His sleeve-covered hand went to his face. His shoulders shook. And my heart sank to the floor. I wanted so badly to pull him into a hug, but I knew he wouldn’t want that. From years of teaching, I knew that if a teenage boy cried in front of you, he’d been pushed to his absolute breaking point and he just needed someone to listen.
“What’s going on Hunter?” I asked gently.
“I don’t want to do this.” The desperation in his voice shredded my heart. “You need to pretend you didn’t see me, okay? I changed my mind, I can't do it.” His voice hitched with tears.
“Do what?” I waited for him to elaborate. When he didn’t, I spoke in a firm voice. “Hunter. Do what?”
He lifted his head and his tear-filled blue eyes just about killed me. He glanced over his shoulder at Coleson.
I craned my neck to see Coleson regarding him with a stone face as he leaned against the hallway wall, holding my discarded bag. “Can we have a minute?” I called out.
Coleson looked unsure.
“Please.” I shot him my teacher-look.
He gave a resigned nod. “One minute,” he warned before stalking back to my classroom
My attention went back to the broken kid in front of me. “What do you mean, Hunter?”
His Adam's apple bobbed with a swallow. “If I d-do something,” he stuttered, “then someone’s going to get hurt.

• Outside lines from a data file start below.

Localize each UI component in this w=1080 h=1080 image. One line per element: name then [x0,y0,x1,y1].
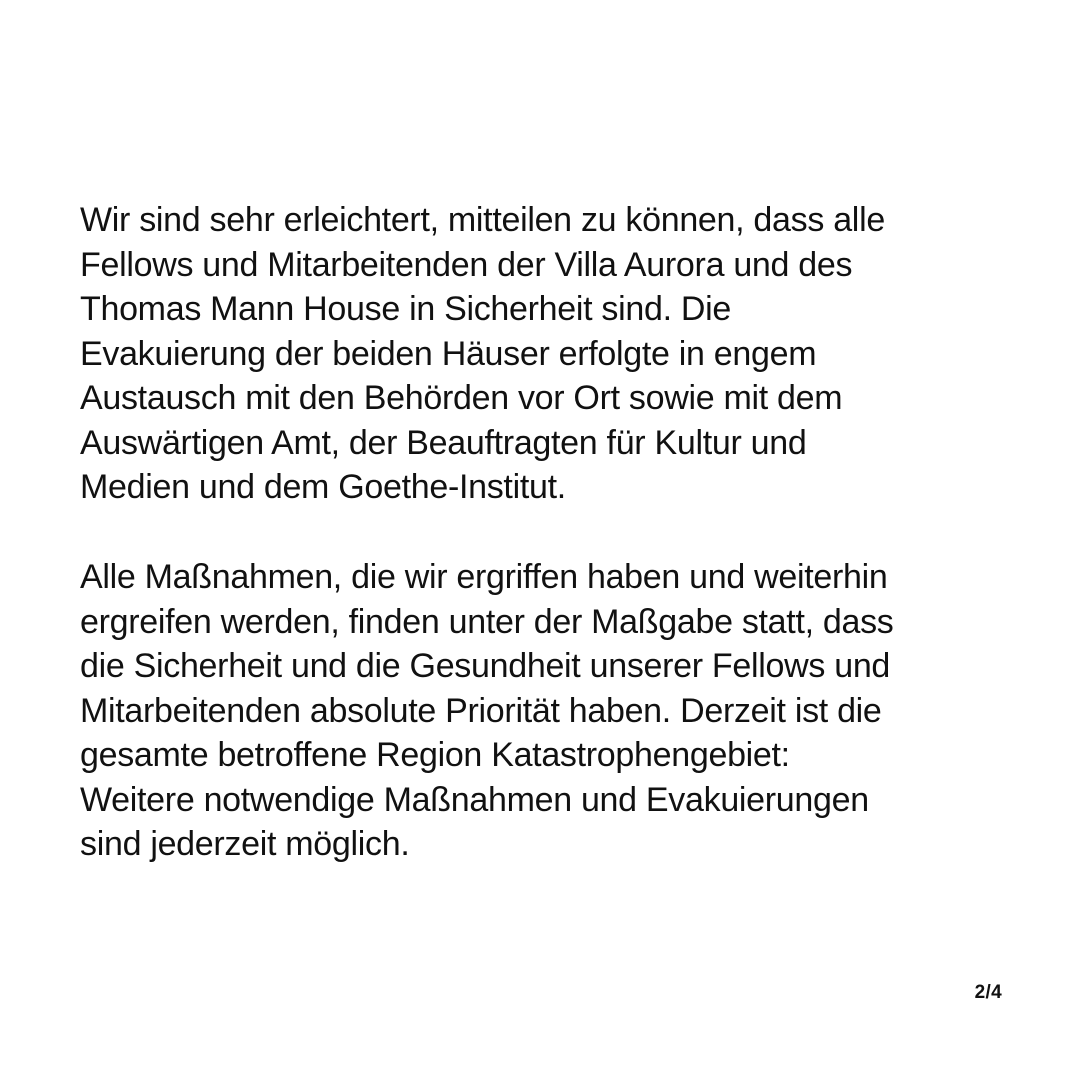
paragraph-line: Auswärtigen Amt, der Beauftragten für Kultur und [80,423,807,462]
paragraph-line: Austausch mit den Behörden vor Ort sowie mit dem [80,379,843,417]
paragraph-line: die Sicherheit und die Gesundheit unserer Fellows und [80,647,891,685]
paragraph-line: gesamte betroffene Region Katastrophengebiet: [80,736,790,774]
paragraph-line: Alle Maßnahmen, die wir ergriffen haben und weiterhin [80,558,888,596]
paragraph-line: Thomas Mann House in Sicherheit sind. Die [80,290,732,328]
paragraph-line: Mitarbeitenden absolute Priorität haben. Derzeit ist die [80,691,882,730]
paragraph-line: Evakuierung der beiden Häuser erfolgte in engem [80,334,817,373]
paragraph-line: Weitere notwendige Maßnahmen und Evakuierungen [80,780,869,819]
page-indicator: 2/4 [974,982,1002,1003]
paragraph-1 [80,198,885,510]
paragraph-line: Medien und dem Goethe-Institut. [80,468,566,506]
paragraph-line: ergreifen werden, finden unter der Maßgabe statt, dass [80,602,894,641]
paragraph-line: Wir sind sehr erleichtert, mitteilen zu können, dass alle [80,201,885,239]
paragraph-2 [80,555,894,867]
paragraph-line: sind jederzeit möglich. [80,825,410,863]
paragraph-line: Fellows und Mitarbeitenden der Villa Aurora und des [80,245,853,284]
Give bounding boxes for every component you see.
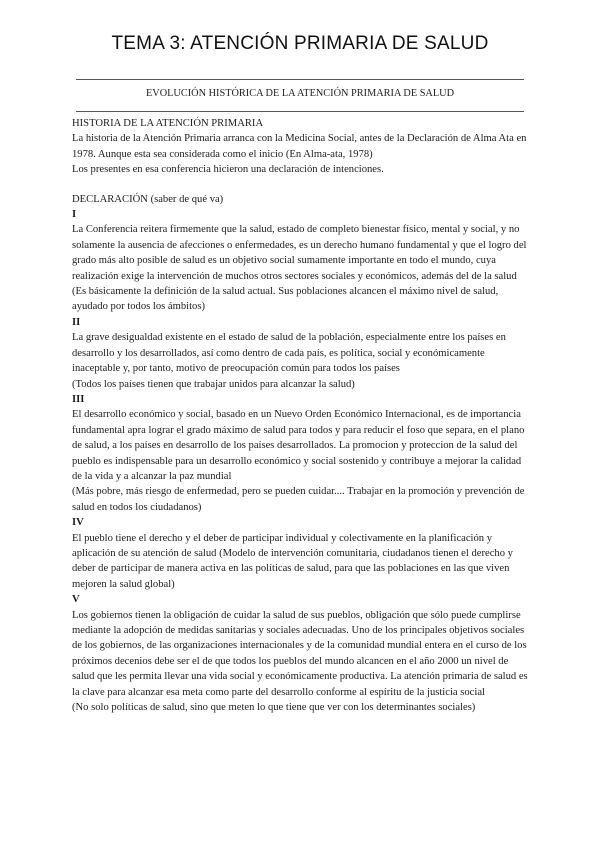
declaration-heading: DECLARACIÓN (saber de qué va) [72, 193, 224, 205]
section-numeral: III [72, 393, 85, 405]
section-note: (Todos los países tienen que trabajar unidos para alcanzar la salud) [72, 378, 355, 390]
section-note: (Es básicamente la definición de la salud actual. Sus poblaciones alcancen el máximo nivel de salud, ayudado por todos los ámbitos) [72, 286, 499, 313]
history-heading: HISTORIA DE LA ATENCIÓN PRIMARIA [72, 118, 264, 129]
section-text: La Conferencia reitera firmemente que la salud, estado de completo bienestar físico, mental y social, y no solamente la ausencia de afecciones o enfermedades, es un derecho humano fundamental y que el logro del grado más alto posible de salud es un objetivo social sumamente importante en todo el mundo, cuya realización exige la intervención de muchos otros sectores sociales y económicos, además del de la salud [72, 224, 527, 282]
section-text: Los gobiernos tienen la obligación de cuidar la salud de sus pueblos, obligación que sólo puede cumplirse mediante la adopción de medidas sanitarias y sociales adecuadas. Uno de los principales objetivos sociales de los gobiernos, de las organizaciones internacionales y de la comunidad mundial entera en el curso de los próximos decenios debe ser el de que todos los pueblos del mundo alcancen en el año 2000 un nivel de salud que les permita llevar una vida social y económicamente productiva. La atención primaria de salud es la clave para alcanzar esa meta como parte del desarrollo conforme al espíritu de la justicia social [72, 609, 528, 698]
section-numeral: I [72, 209, 77, 221]
section-numeral: II [72, 316, 81, 328]
section-subtitle: EVOLUCIÓN HISTÓRICA DE LA ATENCIÓN PRIMARIA DE SALUD [145, 88, 455, 99]
section-numeral: V [72, 594, 80, 606]
document-title: TEMA 3: ATENCIÓN PRIMARIA DE SALUD [111, 33, 489, 54]
section-note: (Más pobre, más riesgo de enfermedad, pero se pueden cuidar.... Trabajar en la promoción y prevención de salud en todos los ciudadanos) [72, 486, 525, 513]
top-divider [76, 79, 524, 80]
section-text: El pueblo tiene el derecho y el deber de participar individual y colectivamente en la planificación y aplicación de su atención de salud (Modelo de intervención comunitaria, ciudadanos tienen el derecho y deber de participar de manera activa en las políticas de salud, para que las poblaciones en las que viven mejoren la salud global) [72, 532, 513, 590]
history-paragraph: Los presentes en esa conferencia hicieron una declaración de intenciones. [72, 164, 384, 176]
history-paragraph: La historia de la Atención Primaria arranca con la Medicina Social, antes de la Declaración de Alma Ata en 1978. Aunque esta sea considerada como el inicio (En Alma-ata, 1978) [72, 133, 527, 160]
section-text: La grave desigualdad existente en el estado de salud de la población, especialmente entre los países en desarrollo y los desarrollados, así como dentro de cada país, es política, social y económicamente inaceptable y, por tanto, motivo de preocupación común para todos los países [72, 332, 506, 375]
section-numeral: IV [72, 517, 84, 529]
section-text: El desarrollo económico y social, basado en un Nuevo Orden Económico Internacional, es de importancia fundamental apra lograr el grado máximo de salud para todos y para reducir el foso que separa, en el plano de salud, a los países en desarrollo de los países desarrollados. La promocion y proteccion de la salud del pueblo es indispensable para un desarrollo económico y social sostenido y contribuye a mejorar la calidad de la vida y a alcanzar la paz mundial [72, 409, 525, 482]
bottom-divider [76, 111, 524, 112]
section-note: (No solo políticas de salud, sino que meten lo que tiene que ver con los determinantes sociales) [72, 702, 476, 714]
document-body [72, 116, 532, 715]
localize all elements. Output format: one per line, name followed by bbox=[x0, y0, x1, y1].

If I-I d-d-don’t do something, the person I love most in the world is going to get hurt.” His face crumpled into more tears and he quickly used his arm to wipe away his face.
Realization set in for me. I think I always knew it’d come to something like this.
“Can I help you?”
“What? N-no.” His body trembled. “I-I-I… Damnit.” He grabbed at his hair, clearly frustrated with himself. “I- I will figure something out. I-I always do. Just go.”
I wasn’t leaving him. “Why can’t I help you?”
He wiped his face again with his hoodie sleeve. “Because you’re going to get hurt.”
“Let me know if I have this right,” I said slowly. “If I get hurt, then the person you love most in the world will be okay?”
His face slightly cracked. He tugged at his hair again, then slowly nodded. When he finally looked at me again, tears were streaming down his face.
I took a deep breath and steeled my spine. “Well, I guess we have to go save little Archie then, don’t we?”
His shoulders caved in and he shook as he cried. This time I did reach to give him a hug, his body stiffened, but then I felt the tension drain from him as he accepted the comfort. I rubbed his back and his head came down to my shoulder so he could hide his face. My own eyes stung.
Because I knew what was going to happen.
I knew as soon as I left this warm school, I wouldn’t be coming back.